The Social Gaming Revolution

Video game industry is changing fast. More than changing, it is expanding to new unexploited segments of the market. Since the 70’s, video games have being increasing in complexity, both in graphics and playability. The first video games, like spaces invaders were no more than a handful of dots gathered in a way that reminded you a spacecraft. Right now, video games such as GTA display near to reality graphics in huge virtual worlds. Also the learning curve to play those games became bigger, making almost impossible to fully control the game.

All this features are highly appreciated by hardcore customers, but they leave out of the industry basically everyone else. This left unexploited a huge segment of the population that also happened to be the segment with the highest purchasing power. With this in mind, Marc Pincus creates Zynga in 2007, one of the first social videogame companies and without any doubt, the most successful. The proposition? Easy to play games with simple graphics. The business model? Freemium: free to play games with premium content only accessible by payment.


The first games and its biggest success were Zynga’s poker and the extremely popular FarmVille, both oriented to a middle age segment, with a larger purchase power and with a limited interest in videogames. The behavior pattern of this casual users is completely different from the patters of the regular gamers. They are not willing to expend money upfront, they play a limited amount of time and they are hard to retain.

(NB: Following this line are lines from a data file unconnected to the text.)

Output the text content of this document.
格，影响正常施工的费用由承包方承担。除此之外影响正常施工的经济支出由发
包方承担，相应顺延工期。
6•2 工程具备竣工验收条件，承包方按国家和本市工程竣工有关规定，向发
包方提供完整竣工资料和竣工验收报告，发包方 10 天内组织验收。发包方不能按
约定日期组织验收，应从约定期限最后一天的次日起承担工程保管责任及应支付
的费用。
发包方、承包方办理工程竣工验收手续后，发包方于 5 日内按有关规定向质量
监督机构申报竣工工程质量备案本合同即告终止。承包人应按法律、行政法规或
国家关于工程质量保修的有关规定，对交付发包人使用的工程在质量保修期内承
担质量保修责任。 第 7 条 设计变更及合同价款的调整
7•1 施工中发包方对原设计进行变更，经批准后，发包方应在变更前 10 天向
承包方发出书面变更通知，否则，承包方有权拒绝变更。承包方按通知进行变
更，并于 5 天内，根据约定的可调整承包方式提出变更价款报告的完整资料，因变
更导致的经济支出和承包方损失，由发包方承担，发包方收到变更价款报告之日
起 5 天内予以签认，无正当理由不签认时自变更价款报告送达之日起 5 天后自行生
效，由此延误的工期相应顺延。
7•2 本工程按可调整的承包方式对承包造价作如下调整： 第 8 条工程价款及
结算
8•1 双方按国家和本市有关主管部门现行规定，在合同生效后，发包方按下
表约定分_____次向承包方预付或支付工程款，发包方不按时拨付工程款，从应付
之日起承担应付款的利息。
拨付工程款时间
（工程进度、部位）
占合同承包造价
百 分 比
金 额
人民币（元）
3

The technical characteristics of these new games allowed them to use a new platform: Facebook. This new platform also proved extremely suitable for viralization. Invitations from friends to friends and posts in their walls were a cheap and effective way to reach a mass public. In January 2013 Zynga games had a combined MAU (monthly active users) of 265 million.

Question remains in the industry if this is just a fad or it’s a sustainable business model that is here to stay. After Zynga didn’t match its expectations several analyst were highly critical with social games’ companies, creating a huge crisis in the sector.